There’s a specific pattern in how AI companies communicate about this that is worth understanding. Sustainability reports tend to feature per-unit efficiency metrics prominently: energy per query, energy per token, energy per dollar of revenue. These metrics are improving. They are presented as evidence of environmental progress. They are not evidence of declining total impact, because the unit volume isn’t disclosed alongside the efficiency metric.

This is a known pattern in corporate sustainability communication. Airlines did something similar for years with fuel efficiency per seat-mile while overall jet fuel consumption grew. Fast fashion brands have done it with water consumption per garment while total production volumes increased. The per-unit metric is real; the presentation of it as a proxy for total impact is misleading.

The EU’s AI Environmental Disclosure Regulation, which took effect in January 2028, requires absolute consumption reporting rather than intensity-only reporting. US disclosure requirements remain voluntary for most AI operators, with the exception of facilities over 100 MW of IT load, which must now report to the DOE under rules finalized in 2027. The result is that European AI operations are now substantially more transparent than American ones — which has some interesting implications for the accuracy of the global estimates we’re working with.

The inference problem has an additional complication that rarely appears in the energy conversation: the nature of what inference is being used for has changed significantly since 2023.

Early commercial inference was mostly user-facing: chat, search, image generation. These workloads have a natural ceiling — humans have finite attention and finite hours in the day. A user sends a hundred queries, maybe a thousand if they’re a very heavy user. This is bounded consumption.

Agentic AI systems are not bounded in the same way. An automated agent tasked with research, business process management, or software development may run millions of inference calls to complete a multi-day task, most of them invisible to any human. Enterprise AI agents now run on the order of 10 to 100 times more inference compute than the same organization’s user-facing AI deployment — and this ratio is growing as organizations deploy more autonomous systems. The inference compute required to support a single AI agent doing week-long autonomous work can exceed the inference compute of several hundred active human users.

This shift toward agentic workloads is the part of the AI energy story that is most systematically underestimated in current projections. The IEA’s 2028 report acknowledges this uncertainty explicitly, noting that agentic systems represent “a qualitative shift in inference demand characteristics that current modeling frameworks were not designed to capture.”
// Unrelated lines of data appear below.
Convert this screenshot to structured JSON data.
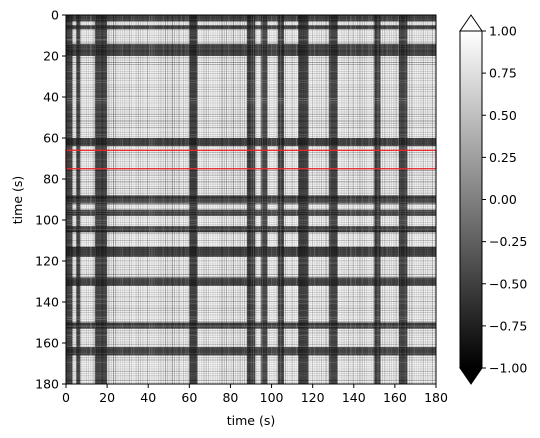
{
  "chart_data": {
    "type": "heatmap",
    "xlabel": "time (s)",
    "ylabel": "time (s)",
    "xlim": [
      0,
      180
    ],
    "ylim": [
      180,
      0
    ],
    "x_ticks": [
      "0",
      "20",
      "40",
      "60",
      "80",
      "100",
      "120",
      "140",
      "160",
      "180"
    ],
    "y_ticks": [
      "0",
      "20",
      "40",
      "60",
      "80",
      "100",
      "120",
      "140",
      "160",
      "180"
    ],
    "colorbar": {
      "min": -1.0,
      "max": 1.0,
      "ticks": [
        "1.00",
        "0.75",
        "0.50",
        "0.25",
        "0.00",
        "−0.25",
        "−0.50",
        "−0.75",
        "−1.00"
      ],
      "extend": "both",
      "colormap": "gray"
    },
    "dark_bands_s": [
      [
        0,
        3
      ],
      [
        5,
        7
      ],
      [
        14,
        20
      ],
      [
        60,
        64
      ],
      [
        88,
        92
      ],
      [
        95,
        98
      ],
      [
        103,
        106
      ],
      [
        113,
        118
      ],
      [
        128,
        132
      ],
      [
        150,
        153
      ],
      [
        162,
        166
      ]
    ],
    "highlight": {
      "y_start": 66,
      "y_end": 75,
      "color": "#e8262a"
    }
  }
}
Concretely, then, what should a realistic policy framework for AI inference energy look like?

First, mandatory absolute consumption reporting across all major markets. The per-unit efficiency metric needs to be accompanied by total volume, so that efficiency claims can be evaluated in context. This is straightforward and overdue.

Second, temporal and locational matching requirements for renewable energy procurement. The practice of buying annual renewable certificates to offset real-time consumption on fossil-heavy grids needs to end. Several EU jurisdictions have already moved in this direction; US federal policy has not.
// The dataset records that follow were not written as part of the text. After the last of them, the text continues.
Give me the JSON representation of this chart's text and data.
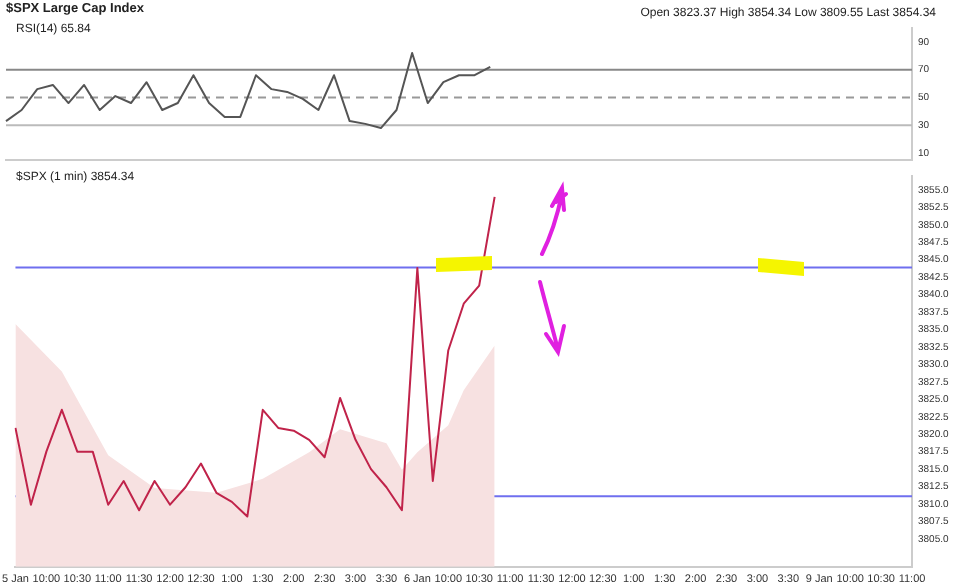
{
  "chart_data": [
    {
      "type": "line",
      "title": "$SPX Large Cap Index",
      "subtitle": "Open 3823.37 High 3854.34 Low 3809.55 Last 3854.34",
      "annotations": [
        "RSI(14) 65.84"
      ],
      "categories": [
        null,
        null,
        null,
        null,
        null,
        null,
        null,
        null,
        null,
        null,
        null,
        null,
        null,
        null,
        null,
        null,
        null,
        null,
        null,
        null,
        null,
        null,
        null,
        null,
        null,
        null,
        null,
        null,
        null,
        null,
        null,
        null,
        null,
        null,
        null,
        null,
        null,
        null,
        null,
        null,
        null,
        null,
        null,
        null,
        null,
        null,
        null,
        null,
        null,
        null,
        null,
        null,
        null,
        null,
        null,
        null,
        null,
        null,
        null
      ],
      "series": [
        {
          "color": "#555555",
          "values": [
            33,
            41,
            56,
            59,
            46,
            59,
            41,
            51,
            46,
            61,
            41,
            46,
            66,
            46,
            36,
            36,
            66,
            56,
            54,
            49,
            41,
            66,
            33,
            31,
            28,
            41,
            82,
            46,
            61,
            66,
            66,
            72,
            null,
            null,
            null,
            null,
            null,
            null,
            null,
            null,
            null,
            null,
            null,
            null,
            null,
            null,
            null,
            null,
            null,
            null,
            null,
            null,
            null,
            null,
            null,
            null,
            null,
            null,
            null
          ]
        }
      ],
      "ylim": [
        5,
        100
      ],
      "yticks": [
        10,
        30,
        50,
        70,
        90
      ],
      "tick_labels": "y",
      "ref_lines": [
        {
          "axis": "y",
          "value": 70,
          "color": "#888888",
          "line_style": "solid"
        },
        {
          "axis": "y",
          "value": 50,
          "color": "#999999",
          "line_style": "dashed"
        },
        {
          "axis": "y",
          "value": 30,
          "color": "#bbbbbb",
          "line_style": "solid"
        }
      ]
    },
    {
      "type": "line",
      "annotations": [
        "$SPX (1 min) 3854.34"
      ],
      "categories": [
        "5 Jan",
        null,
        "10:00",
        null,
        "10:30",
        null,
        "11:00",
        null,
        "11:30",
        null,
        "12:00",
        null,
        "12:30",
        null,
        "1:00",
        null,
        "1:30",
        null,
        "2:00",
        null,
        "2:30",
        null,
        "3:00",
        null,
        "3:30",
        null,
        "6 Jan",
        null,
        "10:00",
        null,
        "10:30",
        null,
        "11:00",
        null,
        "11:30",
        null,
        "12:00",
        null,
        "12:30",
        null,
        "1:00",
        null,
        "1:30",
        null,
        "2:00",
        null,
        "2:30",
        null,
        "3:00",
        null,
        "3:30",
        null,
        "9 Jan",
        null,
        "10:00",
        null,
        "10:30",
        null,
        "11:00"
      ],
      "series": [
        {
          "type": "area",
          "color": "#f7e1e1",
          "values": [
            3835.8,
            null,
            null,
            3829,
            null,
            null,
            3817,
            null,
            null,
            3812.3,
            null,
            null,
            null,
            3811.6,
            null,
            null,
            3813.6,
            null,
            null,
            3817.4,
            null,
            3820.7,
            null,
            null,
            3818.7,
            3814.9,
            3817.4,
            null,
            3821.3,
            3826.3,
            null,
            3832.7,
            null,
            null,
            null,
            null,
            null,
            null,
            null,
            null,
            null,
            null,
            null,
            null,
            null,
            null,
            null,
            null,
            null,
            null,
            null,
            null,
            null,
            null,
            null,
            null,
            null,
            null,
            null
          ]
        },
        {
          "color": "#c0234a",
          "values": [
            3820.9,
            3809.9,
            3817.5,
            3823.5,
            3817.5,
            3817.5,
            3809.9,
            3813.3,
            3809.1,
            3813.3,
            3809.9,
            3812.4,
            3815.8,
            3811.6,
            3810.3,
            3808.2,
            3823.5,
            3820.9,
            3820.5,
            3819.2,
            3816.7,
            3825.2,
            3819.2,
            3815,
            3812.4,
            3809.1,
            3843.8,
            3813.3,
            3832,
            3838.7,
            3841.3,
            3854,
            null,
            null,
            null,
            null,
            null,
            null,
            null,
            null,
            null,
            null,
            null,
            null,
            null,
            null,
            null,
            null,
            null,
            null,
            null,
            null,
            null,
            null,
            null,
            null,
            null,
            null,
            null
          ]
        }
      ],
      "ylim": [
        3801,
        3857
      ],
      "yticks": [
        {
          "value": 3805,
          "label": "3805.0"
        },
        {
          "value": 3807.5,
          "label": "3807.5"
        },
        {
          "value": 3810,
          "label": "3810.0"
        },
        {
          "value": 3812.5,
          "label": "3812.5"
        },
        {
          "value": 3815,
          "label": "3815.0"
        },
        {
          "value": 3817.5,
          "label": "3817.5"
        },
        {
          "value": 3820,
          "label": "3820.0"
        },
        {
          "value": 3822.5,
          "label": "3822.5"
        },
        {
          "value": 3825,
          "label": "3825.0"
        },
        {
          "value": 3827.5,
          "label": "3827.5"
        },
        {
          "value": 3830,
          "label": "3830.0"
        },
        {
          "value": 3832.5,
          "label": "3832.5"
        },
        {
          "value": 3835,
          "label": "3835.0"
        },
        {
          "value": 3837.5,
          "label": "3837.5"
        },
        {
          "value": 3840,
          "label": "3840.0"
        },
        {
          "value": 3842.5,
          "label": "3842.5"
        },
        {
          "value": 3845,
          "label": "3845.0"
        },
        {
          "value": 3847.5,
          "label": "3847.5"
        },
        {
          "value": 3850,
          "label": "3850.0"
        },
        {
          "value": 3852.5,
          "label": "3852.5"
        },
        {
          "value": 3855,
          "label": "3855.0"
        }
      ],
      "ref_lines": [
        {
          "axis": "y",
          "value": 3843.9,
          "color": "#6f6fef",
          "line_style": "solid"
        },
        {
          "axis": "y",
          "value": 3811.1,
          "color": "#6f6fef",
          "line_style": "solid"
        }
      ]
    }
  ]
}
Third, meaningful energy efficiency standards for inference hardware sold into commercial markets — analogous to appliance efficiency standards, but for server-class equipment. The efficiency variance between the best and worst inference hardware currently available is large enough that standards could meaningfully shift market incentives without restricting capability development.

None of these interventions require restricting AI development or capping training runs — the instinct toward which I remain genuinely skeptical, because it treats the wrong variable as the primary control. Inference is where the consumption is. Inference is where the policy should focus.

The training conversation is not unimportant. But it has absorbed attention that would be better spent on the less dramatic, less photogenic, and considerably larger problem of continuous inference at planetary scale.